Fred Frith et Musiques Nouvelles, l’exploration musicale d‘un paysage

par

Something About This Landscape For Ensemble. Fred Frith (1949-). Fred Frith ; Ensemble Musiques Nouvelles. 42’18" – 2023 – Livret : anglais. Sub Rosa. SRV536. 

On connaît Fred Frith, auteur, compositeur et multi-instrumentiste (la guitare est toutefois son instrument de prédilection, qu’il enrichit et transforme à l’occasion), pour son parcours de 10 ans avec le groupe Henry Cow (qu’il cofonde en 1968 à Cambridge), à la base du mouvement Rock In Opposition -dont le premier festival se déroule en 1978-, projet de musiciens défricheurs qui, en l’absence de support des maisons de disques, prennent en main eux-mêmes, au travers d’un réseau autogéré, la diffusion de leur musique -en Belgique, Univers Zero est de la partie. Depuis, les groupes (Art Bears, Massacre, Skeleton Crewn Fred Frith Guitar Quartet, Maybe Monday…) et les collaborations (Robert Wyatt, The Residents, Lol Coxhill, John Zorn, Brian Eno, Rova Saxophone Quartet, Ensemble Modern, Arditti Quartet …) s’accumulent, Frith vit un temps à New York, à Stuttgart, à Oakland, et sa patte musicale (il écrit aussi pour le film, le théâtre, la danse, en plus de son travail de production) se retrouve sur plus de 400 albums.

Pour son édition 2018, Ars Musica réunit le guitariste anglais et l’ensemble belge Musiques Nouvelles, sous la direction de Jean-Paul Dessy, pionnier de l’interprétation de la musique de création, autour de leur flagrant point commun : l’exploration et la recherche de nouvelles sonorités.
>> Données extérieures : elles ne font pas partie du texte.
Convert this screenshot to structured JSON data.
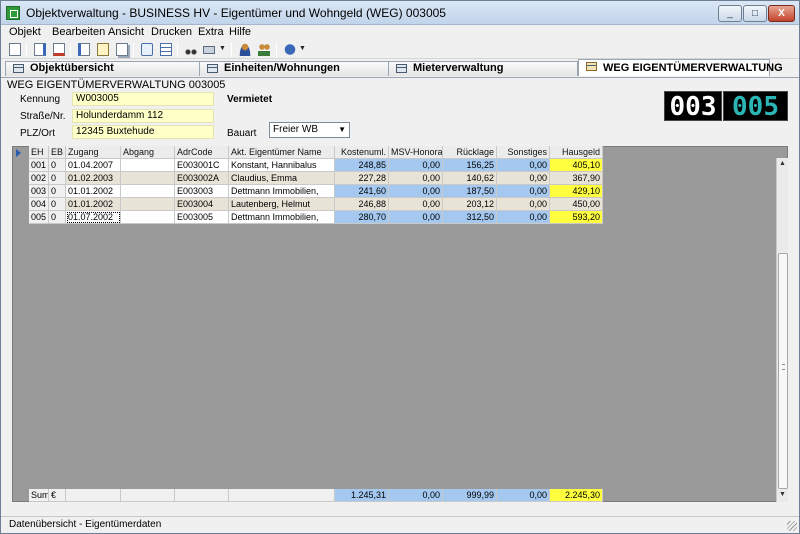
{
  "window": {
    "title": "Objektverwaltung - BUSINESS HV - Eigentümer und Wohngeld (WEG) 003005",
    "min_label": "_",
    "max_label": "□",
    "close_label": "X"
  },
  "menu": [
    "Objekt",
    "Bearbeiten",
    "Ansicht",
    "Drucken",
    "Extra",
    "Hilfe"
  ],
  "toolbar_icons": [
    "new-document-icon",
    "edit-document-icon",
    "delete-document-icon",
    "properties-icon",
    "notes-icon",
    "copy-icon",
    "comment-icon",
    "table-icon",
    "binoculars-icon",
    "print-icon",
    "person-icon",
    "persons-icon",
    "help-icon"
  ],
  "tabs": [
    {
      "label": "Objektübersicht",
      "active": false
    },
    {
      "label": "Einheiten/Wohnungen",
      "active": false
    },
    {
      "label": "Mieterverwaltung",
      "active": false
    },
    {
      "label": "WEG EIGENTÜMERVERWALTUNG",
      "active": true
    }
  ],
  "header": {
    "heading": "WEG EIGENTÜMERVERWALTUNG 003005",
    "kennung_label": "Kennung",
    "kennung_value": "W003005",
    "strasse_label": "Straße/Nr.",
    "strasse_value": "Holunderdamm 112",
    "plz_label": "PLZ/Ort",
    "plz_value": "12345 Buxtehude",
    "status": "Vermietet",
    "bauart_label": "Bauart",
    "bauart_value": "Freier WB",
    "object_number_a": "003",
    "object_number_b": "005"
  },
  "colors": {
    "accent_teal": "#2bb5b5",
    "cost_blue": "#a4c8f0",
    "hausgeld_yellow": "#ffff40"
  },
  "table": {
    "columns": [
      "EH",
      "EB",
      "Zugang",
      "Abgang",
      "AdrCode",
      "Akt. Eigentümer Name",
      "Kostenuml.",
      "MSV-Honorar",
      "Rücklage",
      "Sonstiges",
      "Hausgeld"
    ],
    "rows": [
      [
        "001",
        "0",
        "01.04.2007",
        "",
        "E003001C",
        "Konstant, Hannibalus",
        "248,85",
        "0,00",
        "156,25",
        "0,00",
        "405,10"
      ],
      [
        "002",
        "0",
        "01.02.2003",
        "",
        "E003002A",
        "Claudius, Emma",
        "227,28",
        "0,00",
        "140,62",
        "0,00",
        "367,90"
      ],
      [
        "003",
        "0",
        "01.01.2002",
        "",
        "E003003",
        "Dettmann Immobilien,",
        "241,60",
        "0,00",
        "187,50",
        "0,00",
        "429,10"
      ],
      [
        "004",
        "0",
        "01.01.2002",
        "",
        "E003004",
        "Lautenberg, Helmut",
        "246,88",
        "0,00",
        "203,12",
        "0,00",
        "450,00"
      ],
      [
        "005",
        "0",
        "01.07.2002",
        "",
        "E003005",
        "Dettmann Immobilien,",
        "280,70",
        "0,00",
        "312,50",
        "0,00",
        "593,20"
      ]
    ],
    "sum": {
      "label": "Sum",
      "currency": "€",
      "values": [
        "1.245,31",
        "0,00",
        "999,99",
        "0,00",
        "2.245,30"
      ]
    }
  },
  "status_bar": "Datenübersicht - Eigentümerdaten"
}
C’est l’enregistrement de ce concert du 24 novembre 2018 qui se retrouve sur Something About This Landscape For Ensemble : trois pièces qui offrent une vue sur les habiletés, bien connues, de Frith-l’improvisateur et les talents, parfois à l’arrière-plan, de Frith-le-compositeur.

Il écrit le (long) morceau titulaire lors d'une résidence californienne au Parc National de Joshua Tree, dans la maison du compositeur américain Lou Harrison, inspiré par les paysages désertiques de ce lieu de silence et de lumière, dont la vie la plus visible est insufflée par les migrations d’oiseaux ; dès l’entame, on y retrouve les frottements, craquements et grincements électriques de la guitare, entre lesquels jaillissent les violons (Claire Bourdet et Laurent Houque) auxquels se mêlent, peu à peu, l’ensemble des instruments de l’orchestre : la fusion de sons bruts, parfois crus, et de velléités mélodieuses, comme sans cesse stoppées dans leur élan, tient d’abord en haleine, avant de laisser entrer l’intrigant, de casser l’ébauche de structure et d’offrir au trombone (Adrien Lambinet) d’étranges dialogues.

Dirty And Light, plaintif et hargneux à la fois, est une improvisation en public lors de ce même concert, tandis que Dark Under Stars, aux choix différents (plus aériens), émerge de la répétition générale, captée dans la journée, deux témoins d’un exercice plus familier pour Frith que pour Musiques Nouvelles, qui complètent une expérience d’ouverture, de rencontre, où les esthétiques se mélangent et s’apprennent les unes aux autres.

Son : 7 – Livret : 6 – Répertoire : 7 – Interprétation : 8

Chronique réalisée sur base de l'édition digitale.